Robert (Jakob Cedergren) is a cop who's been reassigned to a small backwater town for reasons only gradually revealed. Your typical big-city Dane looks down on places like this, apparently, where the people have their own peculiar salutation -- "Mojn," which can stand for hello or goodbye. It's one of those burgs where everybody knows everybody and they prefer to take care of things themselves instead of calling in the cops from the nearest city. They'd rather have Robert slap a little shoplifter around than have him file a report, and their preferred last resort is to put things in the town bog. There's a legend about this place that we hear as the film starts. A cow sunk in the bog once, then came back mutated. The townsfolk blamed it for mad cow disease and the infertility of local women. They killed it, put it back in the bog, and the problems went away. If they're talking about mad cow disease, that's a recent legend, and just the sort you know you have to bear in mind as the picture progresses.
Above, the bog. Below, the town.
It doesn't take long for Robert, after he flushes his meds down the toilet, to get embroiled in the local drama. Ingeliede (Lene Maria Christensen), the wife of Jorgen the town bully (Kim Bodna), keeps throwing herself at Robert, asking for protection from her husband one moment after he beats her, the next going home peacefully with him. Ingeliede is playing with fire, since Robert was exiled to this place in part because he pulled a gun on his own wife and threatened to kill her. He resists temptation for a while, but he gives in in her bedroom, with Jorgen dozing drunkenly in the hallway after another beating. When he hears Jorgen stir, Ingeliede screams and Robert panics. Before long there's a body to deal with, but the town "quack" tries to paper things over by calling the death an accident. The rest of the people in town don't buy it, but they blame the wrong person, whom Robert has to save from being forced into the bog, despite the person's own warning that "you're making a mistake." Robert probably should have listened....Jakob Cedergren as Robert, the troubled "marshall" of a troubled town.

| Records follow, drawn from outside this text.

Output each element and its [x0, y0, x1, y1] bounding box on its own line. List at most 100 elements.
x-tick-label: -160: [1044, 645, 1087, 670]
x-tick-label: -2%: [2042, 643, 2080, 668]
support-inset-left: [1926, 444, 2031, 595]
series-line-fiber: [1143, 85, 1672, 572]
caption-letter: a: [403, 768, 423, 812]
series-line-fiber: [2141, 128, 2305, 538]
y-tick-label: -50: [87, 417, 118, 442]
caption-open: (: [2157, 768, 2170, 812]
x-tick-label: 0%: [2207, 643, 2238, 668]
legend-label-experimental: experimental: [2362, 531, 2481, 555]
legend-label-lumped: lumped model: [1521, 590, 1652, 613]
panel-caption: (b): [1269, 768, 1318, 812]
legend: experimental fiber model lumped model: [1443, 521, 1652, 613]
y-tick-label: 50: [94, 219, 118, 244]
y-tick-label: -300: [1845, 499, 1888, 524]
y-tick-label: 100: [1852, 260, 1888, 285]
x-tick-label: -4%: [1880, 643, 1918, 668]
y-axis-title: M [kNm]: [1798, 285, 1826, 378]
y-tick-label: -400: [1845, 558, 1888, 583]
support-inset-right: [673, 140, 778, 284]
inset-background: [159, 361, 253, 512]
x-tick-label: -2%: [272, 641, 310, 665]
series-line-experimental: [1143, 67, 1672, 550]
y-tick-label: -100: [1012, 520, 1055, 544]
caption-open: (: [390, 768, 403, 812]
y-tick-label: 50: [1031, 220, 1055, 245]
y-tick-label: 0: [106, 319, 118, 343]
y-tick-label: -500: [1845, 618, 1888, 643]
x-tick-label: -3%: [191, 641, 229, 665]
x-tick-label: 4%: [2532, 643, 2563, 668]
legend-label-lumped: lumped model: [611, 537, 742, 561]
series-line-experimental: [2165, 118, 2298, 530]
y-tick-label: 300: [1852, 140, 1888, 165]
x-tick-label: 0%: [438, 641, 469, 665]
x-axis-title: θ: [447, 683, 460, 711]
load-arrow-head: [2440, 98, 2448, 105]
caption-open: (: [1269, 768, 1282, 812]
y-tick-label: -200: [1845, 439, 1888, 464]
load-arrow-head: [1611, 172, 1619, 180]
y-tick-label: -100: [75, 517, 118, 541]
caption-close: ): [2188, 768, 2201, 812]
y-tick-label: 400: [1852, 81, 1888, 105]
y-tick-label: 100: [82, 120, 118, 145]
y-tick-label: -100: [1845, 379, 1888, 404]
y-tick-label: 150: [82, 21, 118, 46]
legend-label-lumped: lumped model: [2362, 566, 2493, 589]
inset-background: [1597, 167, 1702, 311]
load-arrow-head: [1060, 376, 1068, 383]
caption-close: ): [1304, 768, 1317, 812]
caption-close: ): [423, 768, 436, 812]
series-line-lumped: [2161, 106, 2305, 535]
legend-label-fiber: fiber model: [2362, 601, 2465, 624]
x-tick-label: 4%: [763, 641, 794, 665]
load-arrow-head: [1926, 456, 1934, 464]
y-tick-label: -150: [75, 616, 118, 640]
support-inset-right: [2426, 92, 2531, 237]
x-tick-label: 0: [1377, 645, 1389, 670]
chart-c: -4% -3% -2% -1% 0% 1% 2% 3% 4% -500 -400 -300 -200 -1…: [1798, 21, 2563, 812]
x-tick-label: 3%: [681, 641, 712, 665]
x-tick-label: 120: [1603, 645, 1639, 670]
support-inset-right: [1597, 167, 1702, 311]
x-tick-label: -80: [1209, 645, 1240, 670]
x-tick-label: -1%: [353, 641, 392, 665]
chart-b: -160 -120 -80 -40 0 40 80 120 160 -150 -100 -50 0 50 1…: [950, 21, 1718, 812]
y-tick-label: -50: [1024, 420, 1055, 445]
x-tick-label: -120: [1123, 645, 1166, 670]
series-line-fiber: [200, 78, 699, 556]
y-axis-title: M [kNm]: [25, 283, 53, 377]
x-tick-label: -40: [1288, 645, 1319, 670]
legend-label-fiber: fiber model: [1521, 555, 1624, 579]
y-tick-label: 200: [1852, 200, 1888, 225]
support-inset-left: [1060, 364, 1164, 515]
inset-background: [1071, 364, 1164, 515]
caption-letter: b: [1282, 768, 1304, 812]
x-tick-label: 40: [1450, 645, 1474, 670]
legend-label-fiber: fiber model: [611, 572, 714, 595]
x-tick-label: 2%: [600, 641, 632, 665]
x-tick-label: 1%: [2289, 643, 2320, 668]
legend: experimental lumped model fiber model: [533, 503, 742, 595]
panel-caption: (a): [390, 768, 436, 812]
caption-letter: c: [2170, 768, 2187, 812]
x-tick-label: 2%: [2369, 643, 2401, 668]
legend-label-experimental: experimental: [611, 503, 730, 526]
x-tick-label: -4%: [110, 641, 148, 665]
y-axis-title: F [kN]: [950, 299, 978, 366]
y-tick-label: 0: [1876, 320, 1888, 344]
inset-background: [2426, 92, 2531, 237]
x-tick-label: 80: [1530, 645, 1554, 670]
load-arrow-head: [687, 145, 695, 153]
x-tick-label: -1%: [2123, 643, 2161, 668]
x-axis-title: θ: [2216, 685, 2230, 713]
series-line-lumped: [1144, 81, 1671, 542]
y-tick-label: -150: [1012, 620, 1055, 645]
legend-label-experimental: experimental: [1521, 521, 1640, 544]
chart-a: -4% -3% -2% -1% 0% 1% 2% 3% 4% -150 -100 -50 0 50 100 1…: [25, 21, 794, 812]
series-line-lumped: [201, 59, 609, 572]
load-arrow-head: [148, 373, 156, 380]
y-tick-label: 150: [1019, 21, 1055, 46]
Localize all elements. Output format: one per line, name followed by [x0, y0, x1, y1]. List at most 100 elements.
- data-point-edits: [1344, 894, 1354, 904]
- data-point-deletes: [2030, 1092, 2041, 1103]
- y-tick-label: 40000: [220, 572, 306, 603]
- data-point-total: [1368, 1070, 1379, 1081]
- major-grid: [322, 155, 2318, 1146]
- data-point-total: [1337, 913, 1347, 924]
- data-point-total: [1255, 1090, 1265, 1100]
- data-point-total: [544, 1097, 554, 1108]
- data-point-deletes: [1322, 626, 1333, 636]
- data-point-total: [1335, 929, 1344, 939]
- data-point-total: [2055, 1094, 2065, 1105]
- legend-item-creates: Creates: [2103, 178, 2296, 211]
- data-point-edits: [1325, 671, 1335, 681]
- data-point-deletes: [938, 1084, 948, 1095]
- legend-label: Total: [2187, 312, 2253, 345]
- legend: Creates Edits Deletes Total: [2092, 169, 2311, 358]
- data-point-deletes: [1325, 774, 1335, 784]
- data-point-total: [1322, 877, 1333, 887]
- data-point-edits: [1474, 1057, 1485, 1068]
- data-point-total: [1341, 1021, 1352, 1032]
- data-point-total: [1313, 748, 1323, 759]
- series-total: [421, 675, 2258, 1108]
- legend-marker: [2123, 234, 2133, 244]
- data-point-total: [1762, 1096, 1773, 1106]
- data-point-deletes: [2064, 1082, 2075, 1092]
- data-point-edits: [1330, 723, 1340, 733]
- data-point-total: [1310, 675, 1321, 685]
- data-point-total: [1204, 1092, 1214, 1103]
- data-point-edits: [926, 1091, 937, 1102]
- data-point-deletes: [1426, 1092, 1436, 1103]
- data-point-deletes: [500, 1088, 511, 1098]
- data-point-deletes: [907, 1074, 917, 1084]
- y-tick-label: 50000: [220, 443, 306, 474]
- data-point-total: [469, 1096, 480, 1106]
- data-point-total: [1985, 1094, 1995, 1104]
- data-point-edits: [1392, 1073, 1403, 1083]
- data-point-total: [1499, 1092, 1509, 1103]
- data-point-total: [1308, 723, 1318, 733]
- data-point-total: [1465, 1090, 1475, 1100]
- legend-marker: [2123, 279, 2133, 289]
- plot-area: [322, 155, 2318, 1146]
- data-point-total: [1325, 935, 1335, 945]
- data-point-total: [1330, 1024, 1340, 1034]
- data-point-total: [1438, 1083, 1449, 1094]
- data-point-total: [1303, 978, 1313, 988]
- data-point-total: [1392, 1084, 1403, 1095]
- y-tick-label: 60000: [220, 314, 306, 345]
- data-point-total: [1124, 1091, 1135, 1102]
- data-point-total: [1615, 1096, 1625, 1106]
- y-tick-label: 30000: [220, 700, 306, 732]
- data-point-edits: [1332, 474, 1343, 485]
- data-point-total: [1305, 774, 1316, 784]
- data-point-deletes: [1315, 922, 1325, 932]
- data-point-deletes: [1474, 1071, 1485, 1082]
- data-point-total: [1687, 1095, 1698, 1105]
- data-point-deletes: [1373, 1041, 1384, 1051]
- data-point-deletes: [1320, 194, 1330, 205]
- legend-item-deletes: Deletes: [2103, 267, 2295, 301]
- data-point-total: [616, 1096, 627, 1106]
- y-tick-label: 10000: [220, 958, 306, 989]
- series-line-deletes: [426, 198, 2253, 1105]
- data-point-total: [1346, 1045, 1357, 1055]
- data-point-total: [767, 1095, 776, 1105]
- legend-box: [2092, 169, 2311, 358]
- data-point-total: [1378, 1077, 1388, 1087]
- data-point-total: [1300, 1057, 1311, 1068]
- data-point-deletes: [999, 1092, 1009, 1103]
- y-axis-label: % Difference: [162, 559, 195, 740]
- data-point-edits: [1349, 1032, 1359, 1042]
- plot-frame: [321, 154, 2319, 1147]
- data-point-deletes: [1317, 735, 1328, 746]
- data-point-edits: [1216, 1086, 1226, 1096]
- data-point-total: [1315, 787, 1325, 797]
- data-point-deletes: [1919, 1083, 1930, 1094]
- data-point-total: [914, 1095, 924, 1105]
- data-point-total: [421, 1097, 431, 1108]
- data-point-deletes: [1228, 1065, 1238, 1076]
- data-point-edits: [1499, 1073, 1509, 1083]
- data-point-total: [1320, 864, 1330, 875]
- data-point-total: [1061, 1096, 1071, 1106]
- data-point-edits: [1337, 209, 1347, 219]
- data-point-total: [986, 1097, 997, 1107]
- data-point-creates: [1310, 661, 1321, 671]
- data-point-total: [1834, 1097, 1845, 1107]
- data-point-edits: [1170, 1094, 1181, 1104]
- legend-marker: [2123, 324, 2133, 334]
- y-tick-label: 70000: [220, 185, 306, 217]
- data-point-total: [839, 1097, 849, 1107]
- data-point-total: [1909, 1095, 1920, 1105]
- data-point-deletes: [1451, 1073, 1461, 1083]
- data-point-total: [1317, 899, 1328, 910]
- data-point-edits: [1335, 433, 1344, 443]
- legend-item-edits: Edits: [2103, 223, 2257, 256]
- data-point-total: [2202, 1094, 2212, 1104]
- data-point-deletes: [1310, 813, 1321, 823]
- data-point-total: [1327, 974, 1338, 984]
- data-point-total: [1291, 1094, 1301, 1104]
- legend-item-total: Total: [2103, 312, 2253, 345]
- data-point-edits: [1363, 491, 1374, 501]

Maybe I was in the wrong mood when I watched Terribly Happy. I can't really fault the filmmaking or the acting, and the location work really sells the sparse, squishy desolation of that squalid town, but I also couldn't help feeling that this was an utterly generic film without any distinctive local character. The fact that Robert's job title is translated as "marshall," along with Jorgen's preference for cowboy hats and another character's John Deere cap only enhanced my feeling that this may as well have been an American movie, and that's not what I'm looking for when I see a foreign film on the library shelf. All the mumbo-jumbo about the bog and the quirky bits like the little girl pushing her cart late at night and the cat that says "Mojn" left me feeling that Ganz's movie really took place in "movie land" rather than Denmark or America. That may just mean that the writing, the direction and the acting weren't strong enough to make this feel like a new experience the way any number of equally derivative but more compelling movies manage to feel. Someone else who watches this may think differently, however, so I neither recommend it nor condemn it. I can't say I was terribly happy with it, but it wasn't terrible, either.